We live in a great world. I wouldn’t think that a controversial statement, indeed, you yourself might not think it one. After all, in the great span of human history, we’re arguably living in the best time to be alive. Wars are less frequent and far smaller, many diseases can be beaten before you even get them, and slavery as an institution is not only practically extinct, it’s remnants are actively hunted with the same vigor past empires punished their enemies with.
Yet even as I hold to these with great conviction, I need not venture far to find many people crying out, with zealousness and fervor quite frightening to witness in person, that the world isn’t just bad, it’s coming to an end. Alternatively received as some terrible apocalypse or a just sentencing given by some deity. (While the theoretical speaker most often claims with equal righteousness not to hold to any such being.)
The funny thing is, this dichotomy is actually reflected in the two biggest superheroes on the planet.
The Caped Crusader
Batman, like many superheroes, has varied in his characterization between different creators and changing culture. Most of his versions though, do have a core gestalt ideology that gets expressed and reinterpreted in different ways. That being, “create a world where what happened to me won’t happen to anyone else.” Batman’s grief over his parents’ deaths gets different degrees of focus but that detail does remain consistent because it’s what makes him Batman.
The thing about that motivating statement though is, it’s predicated upon their being something wrong. In the eyes of Bruce Wayne, the world is broken, incomplete, or not working as it should. So according to Batman (and those like him) the purpose of a superhero is to force order and justice on to the world because society doesn’t provide those things inherently. Whether the institutions that promise them are corrupt or just incapable of addressing the problem, Batman believes that Gotham and the world needs him or someone like him to reshape it into a place where a child won’t loose their parents.
The Man of Tomorrow
Superman has also been variously reinterpreted over the years. Arguably, he’s actually had much more variation to his character than Batman has although not always to his benefit. Such as the various times he’s been depicted as an idiot, evil, or both and that’s not getting into the dozens of characters that are parodies or representations of him; but I digress.
Superman though comes from a place that’s ultimately wholesome. He may be an alien from a planet that blew up under his birth parents’ feet but he was raised on a rural farm by two loving people. Some versions deign to give Supes a stated mission passed on to him by Jor-El but the reason Superman is the person he is, comes from the Kents raising and supporting him. However Jor-El’s words do define why Superman does what he does. “They can be a good people Kal-El, they wish to be. They only lack the light to show them the way.” Even if that specific speech isn’t in every version, it is consistent with the best versions of the character.

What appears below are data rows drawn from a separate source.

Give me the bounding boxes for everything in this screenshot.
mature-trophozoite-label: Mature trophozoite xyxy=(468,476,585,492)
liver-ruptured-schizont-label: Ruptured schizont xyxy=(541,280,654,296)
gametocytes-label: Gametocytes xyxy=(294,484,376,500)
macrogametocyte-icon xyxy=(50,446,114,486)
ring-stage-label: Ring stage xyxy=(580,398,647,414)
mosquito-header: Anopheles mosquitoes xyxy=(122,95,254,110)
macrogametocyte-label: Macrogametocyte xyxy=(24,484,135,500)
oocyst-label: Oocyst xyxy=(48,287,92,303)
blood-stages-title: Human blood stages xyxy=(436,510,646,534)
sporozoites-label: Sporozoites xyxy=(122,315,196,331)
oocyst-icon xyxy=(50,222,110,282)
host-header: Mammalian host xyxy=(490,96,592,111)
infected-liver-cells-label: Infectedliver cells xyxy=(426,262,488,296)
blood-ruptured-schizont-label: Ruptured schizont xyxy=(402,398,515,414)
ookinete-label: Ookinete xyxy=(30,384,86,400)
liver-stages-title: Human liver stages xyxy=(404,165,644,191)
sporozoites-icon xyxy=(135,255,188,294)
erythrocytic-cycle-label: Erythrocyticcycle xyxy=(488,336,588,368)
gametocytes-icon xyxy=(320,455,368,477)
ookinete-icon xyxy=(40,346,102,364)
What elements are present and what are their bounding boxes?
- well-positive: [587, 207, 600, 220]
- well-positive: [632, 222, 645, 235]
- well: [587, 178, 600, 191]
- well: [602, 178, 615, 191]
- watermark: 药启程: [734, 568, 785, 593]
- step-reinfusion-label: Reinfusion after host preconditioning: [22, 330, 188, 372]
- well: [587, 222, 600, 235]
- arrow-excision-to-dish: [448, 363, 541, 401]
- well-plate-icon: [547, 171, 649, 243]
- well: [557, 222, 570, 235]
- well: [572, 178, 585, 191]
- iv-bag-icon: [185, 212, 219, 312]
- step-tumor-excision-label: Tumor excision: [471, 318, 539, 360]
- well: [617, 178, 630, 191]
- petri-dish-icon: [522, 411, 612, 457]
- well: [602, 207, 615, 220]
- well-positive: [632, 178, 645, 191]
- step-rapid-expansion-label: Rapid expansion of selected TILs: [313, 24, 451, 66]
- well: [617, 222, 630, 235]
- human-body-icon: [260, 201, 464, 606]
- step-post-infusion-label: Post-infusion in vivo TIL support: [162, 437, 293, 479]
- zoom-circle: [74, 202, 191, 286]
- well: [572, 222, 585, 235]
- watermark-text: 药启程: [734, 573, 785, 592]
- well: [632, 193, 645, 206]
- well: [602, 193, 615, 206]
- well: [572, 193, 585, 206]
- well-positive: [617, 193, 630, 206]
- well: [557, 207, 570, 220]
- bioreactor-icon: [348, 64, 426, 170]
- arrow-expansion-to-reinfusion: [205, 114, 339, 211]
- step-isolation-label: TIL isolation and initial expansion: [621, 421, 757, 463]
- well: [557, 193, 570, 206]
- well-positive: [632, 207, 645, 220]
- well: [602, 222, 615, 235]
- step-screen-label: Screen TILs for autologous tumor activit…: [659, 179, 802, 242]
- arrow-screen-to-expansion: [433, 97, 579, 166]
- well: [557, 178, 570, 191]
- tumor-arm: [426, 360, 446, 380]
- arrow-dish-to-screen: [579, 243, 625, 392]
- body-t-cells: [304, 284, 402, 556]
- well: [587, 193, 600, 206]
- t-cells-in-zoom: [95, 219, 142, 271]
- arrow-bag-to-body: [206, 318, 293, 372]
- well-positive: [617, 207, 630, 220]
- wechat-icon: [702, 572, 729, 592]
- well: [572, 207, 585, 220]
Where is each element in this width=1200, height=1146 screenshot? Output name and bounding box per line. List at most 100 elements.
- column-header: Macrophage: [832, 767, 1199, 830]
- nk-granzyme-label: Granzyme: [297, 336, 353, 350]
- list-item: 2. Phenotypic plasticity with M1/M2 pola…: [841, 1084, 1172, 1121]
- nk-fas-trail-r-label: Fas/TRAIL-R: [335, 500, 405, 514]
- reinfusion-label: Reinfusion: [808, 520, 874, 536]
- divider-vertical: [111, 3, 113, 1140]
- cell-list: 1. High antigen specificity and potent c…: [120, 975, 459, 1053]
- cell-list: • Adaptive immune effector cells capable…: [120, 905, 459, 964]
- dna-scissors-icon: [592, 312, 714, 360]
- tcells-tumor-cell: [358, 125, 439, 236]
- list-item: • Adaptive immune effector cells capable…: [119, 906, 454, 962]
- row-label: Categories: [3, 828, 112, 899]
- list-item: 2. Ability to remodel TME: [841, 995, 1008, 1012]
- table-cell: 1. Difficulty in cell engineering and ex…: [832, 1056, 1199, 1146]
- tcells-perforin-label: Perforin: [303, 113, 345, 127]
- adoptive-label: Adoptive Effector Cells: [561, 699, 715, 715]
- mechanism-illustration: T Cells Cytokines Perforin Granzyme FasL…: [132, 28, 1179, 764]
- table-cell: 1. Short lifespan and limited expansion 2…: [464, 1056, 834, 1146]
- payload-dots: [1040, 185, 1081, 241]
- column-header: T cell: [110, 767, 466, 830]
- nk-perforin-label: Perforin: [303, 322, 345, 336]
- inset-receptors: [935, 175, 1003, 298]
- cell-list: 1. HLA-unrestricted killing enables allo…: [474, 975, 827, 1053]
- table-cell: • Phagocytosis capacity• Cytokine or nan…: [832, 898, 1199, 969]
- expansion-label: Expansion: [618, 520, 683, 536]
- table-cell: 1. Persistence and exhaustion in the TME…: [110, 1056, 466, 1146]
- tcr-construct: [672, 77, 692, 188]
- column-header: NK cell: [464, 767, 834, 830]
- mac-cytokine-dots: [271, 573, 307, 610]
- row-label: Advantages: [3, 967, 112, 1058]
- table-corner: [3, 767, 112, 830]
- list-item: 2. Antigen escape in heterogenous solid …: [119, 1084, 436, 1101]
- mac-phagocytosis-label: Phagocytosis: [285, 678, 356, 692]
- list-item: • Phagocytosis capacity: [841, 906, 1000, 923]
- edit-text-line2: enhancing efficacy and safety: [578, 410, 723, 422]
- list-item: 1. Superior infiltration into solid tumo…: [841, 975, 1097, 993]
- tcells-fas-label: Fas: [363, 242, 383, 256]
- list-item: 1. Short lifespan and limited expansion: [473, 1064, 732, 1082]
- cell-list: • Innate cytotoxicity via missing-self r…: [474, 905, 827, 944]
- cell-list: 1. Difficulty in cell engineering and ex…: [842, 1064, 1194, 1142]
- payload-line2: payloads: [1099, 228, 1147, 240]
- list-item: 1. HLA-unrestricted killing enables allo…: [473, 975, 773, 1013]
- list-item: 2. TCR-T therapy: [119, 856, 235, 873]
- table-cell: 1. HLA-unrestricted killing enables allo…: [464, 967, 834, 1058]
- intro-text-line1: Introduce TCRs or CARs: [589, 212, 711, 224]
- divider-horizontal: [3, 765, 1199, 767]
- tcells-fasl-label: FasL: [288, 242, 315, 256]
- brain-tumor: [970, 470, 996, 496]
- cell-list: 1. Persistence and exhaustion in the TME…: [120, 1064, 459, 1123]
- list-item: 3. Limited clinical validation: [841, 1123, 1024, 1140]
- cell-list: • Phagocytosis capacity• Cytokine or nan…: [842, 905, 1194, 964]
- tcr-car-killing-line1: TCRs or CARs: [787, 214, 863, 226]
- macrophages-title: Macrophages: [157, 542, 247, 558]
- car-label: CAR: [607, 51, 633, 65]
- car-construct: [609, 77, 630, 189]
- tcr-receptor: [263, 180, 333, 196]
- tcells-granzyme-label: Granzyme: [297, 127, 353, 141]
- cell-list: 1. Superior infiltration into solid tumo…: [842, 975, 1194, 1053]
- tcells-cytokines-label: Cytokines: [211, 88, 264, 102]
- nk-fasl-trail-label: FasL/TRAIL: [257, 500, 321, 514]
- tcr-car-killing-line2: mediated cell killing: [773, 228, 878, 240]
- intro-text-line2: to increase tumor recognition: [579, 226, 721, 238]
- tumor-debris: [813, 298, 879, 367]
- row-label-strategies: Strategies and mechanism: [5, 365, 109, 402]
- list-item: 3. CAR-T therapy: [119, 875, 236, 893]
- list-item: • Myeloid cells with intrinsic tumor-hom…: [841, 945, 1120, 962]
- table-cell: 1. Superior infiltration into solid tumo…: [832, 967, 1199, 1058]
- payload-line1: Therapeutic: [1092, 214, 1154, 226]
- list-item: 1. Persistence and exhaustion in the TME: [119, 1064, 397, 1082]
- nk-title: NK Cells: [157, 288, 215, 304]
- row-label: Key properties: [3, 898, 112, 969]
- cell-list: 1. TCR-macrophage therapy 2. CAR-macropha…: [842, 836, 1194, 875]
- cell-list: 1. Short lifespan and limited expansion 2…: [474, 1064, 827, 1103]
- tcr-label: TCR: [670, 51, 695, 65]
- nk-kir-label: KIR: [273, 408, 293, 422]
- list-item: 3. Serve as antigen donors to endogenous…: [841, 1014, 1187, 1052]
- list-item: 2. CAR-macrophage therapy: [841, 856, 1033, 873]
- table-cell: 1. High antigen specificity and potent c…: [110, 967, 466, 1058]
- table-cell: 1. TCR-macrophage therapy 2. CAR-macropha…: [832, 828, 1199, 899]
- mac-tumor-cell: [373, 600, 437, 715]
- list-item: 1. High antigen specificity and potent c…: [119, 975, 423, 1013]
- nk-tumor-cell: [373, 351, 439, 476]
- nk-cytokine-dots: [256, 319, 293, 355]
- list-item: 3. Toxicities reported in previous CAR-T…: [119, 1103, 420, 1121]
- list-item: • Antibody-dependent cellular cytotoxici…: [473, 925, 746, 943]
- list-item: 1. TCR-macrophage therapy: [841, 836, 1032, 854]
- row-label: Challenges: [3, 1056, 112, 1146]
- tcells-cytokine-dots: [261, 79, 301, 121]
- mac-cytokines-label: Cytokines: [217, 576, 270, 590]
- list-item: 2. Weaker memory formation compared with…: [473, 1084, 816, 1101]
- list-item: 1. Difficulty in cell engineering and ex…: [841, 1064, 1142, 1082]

That mission statement says the world can get better if it’s allowed to be. That if people are given the option, they’ll take the high road. So according to Superman (and those like him) the duty of a superhero is to provide an anchor, an exemplar. Someone to demonstrate to Metropolis, the U.S., and the world, that evil and darkness are breaches in an otherwise good world that can and will be overcome because those breeches are fleeting and what’s good is self-evident and lasting.
Conclusion and a question.
With all of this in mind, it’s no wonder people love to see these two together. Even though they’re staunch allies and best friends in the comics, it’s fun to see how they differ even when they want largely the same thing. I’d much rather be Superman though. The man who lives in the sun. The man who faces the darkness of the world with the mind that they’re problems to be fixed. I don’t want to be the man who pulls a cowl over his eyes so that all he can see is darkness.
Superman and Batman though are friends. They know the other is a good person deep down even if they see the world differently and their methods of doing good are very different.
So I ask, can you be friends with Superman?